Pimco, a unit of Germany's Allianz, said on Monday that clients had pulled $5.6bn from the Total Return Fund last month, taking the outflow since Mr Gross's departure to more than $110bn. April's figure was the smallest monthly outflow since Pimco managers moved to oust Mr Gross as chief investment officer and he walked out to join smaller rival Janus Capital.

Under Mr Gross, dubbed the Bond King for his decades of successful investing, Pimco Total Return assets peaked at $293bn in 2013. Customer withdrawals began that year as the Federal Reserve began talk of tightening monetary policy, and accelerated as Mohamed El-Erian quit as Mr Gross's co-chief investment officer in January 2014.

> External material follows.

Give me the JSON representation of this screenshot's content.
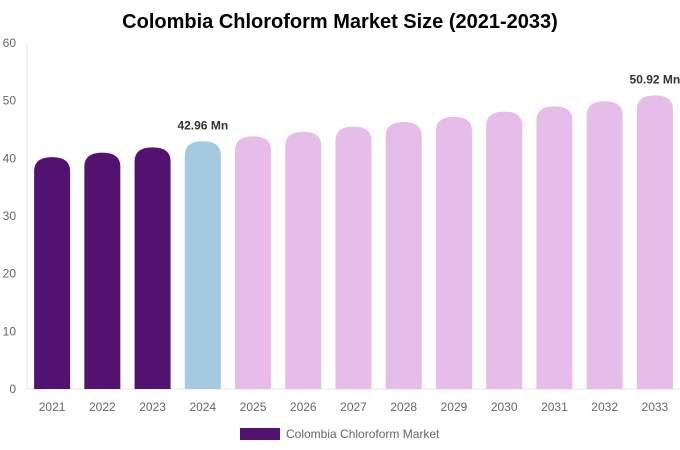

Vanguard, meanwhile, has continued to attract investors to its low-cost tracker funds, even though many bond market veterans question the value of index investing. Bond market indices reflect the universe of available bonds, so can be skewed to government bonds and issues by heavily indebted companies.

Other active bond fund managers have also been big beneficiaries of Pimco's woes, in particular MetWest and DoubleLine, which run similar core bond funds.

Newport Beach, California-based Pimco has attempted to shore up relations with clients since the 2014 upheaval, emphasising a new generation of investment talent and adding star advisers, including former Federal Reserve chairman Ben Bernanke last week.